The presumption of innocence states that the onus on proving guilt belongs to the accuser and not to the defender. However, Cybersecurity in the past decade, and Identity and Access Management (IAM) in specific, has been more aligned, In principle, with feudal law.
Most users are innocent. They have a right to say “I am. I exist. I have a right to freedom and not to be constantly suspected of harming society.” IAM systems today make them feel the opposite – that “I am NOT. Only hackers are. I must somehow exist within this criminal networking universe.”
The architecture behind most IAM systems is based on proving a user’s innocence. It is becoming increasingly challenging to prove that you are an authorized person with policies such as multifactor authentication.
The user experience at the front end is no different. What with captchas and frustrating user-lockouts when incorrect credentials are entered, despite ~98% of human customers being legitimate and low fraud-risk, most people are put behind metaphorical bars for crimes they have never committed.
And trust is a two-way street. How can you expect your customers to trust you (and more importantly, end users to trust and adopt your SSO solution), if you show no trust in them?
Users must be given the benefit of the doubt. They must be allowed freedom within their networks.
Ronald Reagan said it best. He said, “trust but verify”. This is the direction that IAM architecture and user experience needs to flow in. At the moment, the IAM landscape operates not even in verification mode but in an outright ‘prove-your-innocence’ model.
According to industry analyst ‘Gartner’, “by 2022, digital businesses with great customer experience during identity corroboration will earn 20% more revenue than comparable businesses with poor customer experience.” This is because in our evolving, networked world, customer experience is becoming one of the single most important reasons to buy from a business. Competition is perpetually increasing, innovation is cut-throat and always cutting edge, and people actively educate themselves before making purchases.

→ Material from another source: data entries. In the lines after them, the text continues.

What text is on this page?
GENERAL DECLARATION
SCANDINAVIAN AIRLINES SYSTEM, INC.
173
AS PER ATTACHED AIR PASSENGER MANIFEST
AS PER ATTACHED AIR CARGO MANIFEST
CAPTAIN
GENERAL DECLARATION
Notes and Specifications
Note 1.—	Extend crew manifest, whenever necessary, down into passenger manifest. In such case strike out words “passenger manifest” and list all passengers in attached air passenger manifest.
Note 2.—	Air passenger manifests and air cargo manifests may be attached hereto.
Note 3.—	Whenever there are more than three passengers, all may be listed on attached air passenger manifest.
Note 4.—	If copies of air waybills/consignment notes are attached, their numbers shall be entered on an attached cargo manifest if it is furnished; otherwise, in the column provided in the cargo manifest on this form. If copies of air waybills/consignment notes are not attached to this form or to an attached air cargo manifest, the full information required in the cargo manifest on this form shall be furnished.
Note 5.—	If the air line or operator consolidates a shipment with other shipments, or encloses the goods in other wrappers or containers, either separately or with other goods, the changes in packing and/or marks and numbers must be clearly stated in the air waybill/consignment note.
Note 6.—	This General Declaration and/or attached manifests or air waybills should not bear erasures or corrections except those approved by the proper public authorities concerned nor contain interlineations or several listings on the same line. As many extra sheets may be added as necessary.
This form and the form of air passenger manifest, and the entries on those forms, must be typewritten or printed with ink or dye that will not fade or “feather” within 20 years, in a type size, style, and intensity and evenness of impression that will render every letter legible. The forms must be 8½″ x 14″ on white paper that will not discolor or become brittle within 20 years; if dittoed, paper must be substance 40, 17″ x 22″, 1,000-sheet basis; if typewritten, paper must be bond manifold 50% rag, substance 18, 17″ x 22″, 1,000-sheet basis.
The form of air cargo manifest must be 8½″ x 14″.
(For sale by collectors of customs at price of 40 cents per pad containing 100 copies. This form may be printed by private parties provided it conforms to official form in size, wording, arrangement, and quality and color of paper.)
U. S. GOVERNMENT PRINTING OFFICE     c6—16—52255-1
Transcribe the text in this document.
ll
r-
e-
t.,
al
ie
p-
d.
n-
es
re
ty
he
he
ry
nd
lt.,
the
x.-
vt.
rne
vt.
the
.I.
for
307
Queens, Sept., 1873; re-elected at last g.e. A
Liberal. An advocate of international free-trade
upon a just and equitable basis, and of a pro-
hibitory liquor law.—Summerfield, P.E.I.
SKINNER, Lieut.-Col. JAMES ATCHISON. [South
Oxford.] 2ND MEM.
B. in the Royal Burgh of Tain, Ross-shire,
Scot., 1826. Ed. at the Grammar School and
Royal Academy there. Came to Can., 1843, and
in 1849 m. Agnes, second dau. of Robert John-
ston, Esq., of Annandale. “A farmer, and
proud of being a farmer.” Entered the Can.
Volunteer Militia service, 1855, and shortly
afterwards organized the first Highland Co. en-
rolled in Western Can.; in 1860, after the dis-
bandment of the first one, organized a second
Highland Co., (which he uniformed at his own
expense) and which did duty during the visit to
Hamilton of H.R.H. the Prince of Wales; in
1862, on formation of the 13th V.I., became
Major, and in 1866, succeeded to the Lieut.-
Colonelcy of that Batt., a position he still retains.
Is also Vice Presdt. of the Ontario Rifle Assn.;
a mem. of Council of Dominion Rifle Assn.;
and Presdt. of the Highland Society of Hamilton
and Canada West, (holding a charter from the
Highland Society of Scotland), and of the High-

And user experience is exponentially more important in products such as Single Sign-On and Password Management which are targeted at businesses. A poor user experience results in low adoption of the solution (Read: Combating Low User Adoption).
IAM vendors need to change their mindset and play a different game.
Instead of just jailing customers out of their apps until they prove that they are worthy of access, they must use their own intelligence in the form of computer learning, behavioral analytics, etc.
In 2017, Gartner suggested a good framework for building IAM systems that treat customers fairly:
1. Identify Signs of Legitimate Behavior (Good Customers)
2. Identify Evolving Attack Methods and Patterns (Criminals)
3. Apply Intelligent, Context-Based Adaptive Access to Customer Interactions
A technology that is solving the issue in terms of architecture is Adaptive Authentication. Already available from many vendors, it revolves around using intelligence to differentiate between genuine and fraudulent access attempts (Read:Adaptive Authentication: The Hacker’s Waterloo).
However, it is the basic attitude behind our attempts to protect users that needs to change. Hacking makes headlines, but in terms of statistics is a low-priority use of the internet. We must assess the reality of security risks and design our solutions accordingly. Simply building as many walls as possible is not the answer – we must create intelligent, responsive gateways if we want IAM adoption to grow.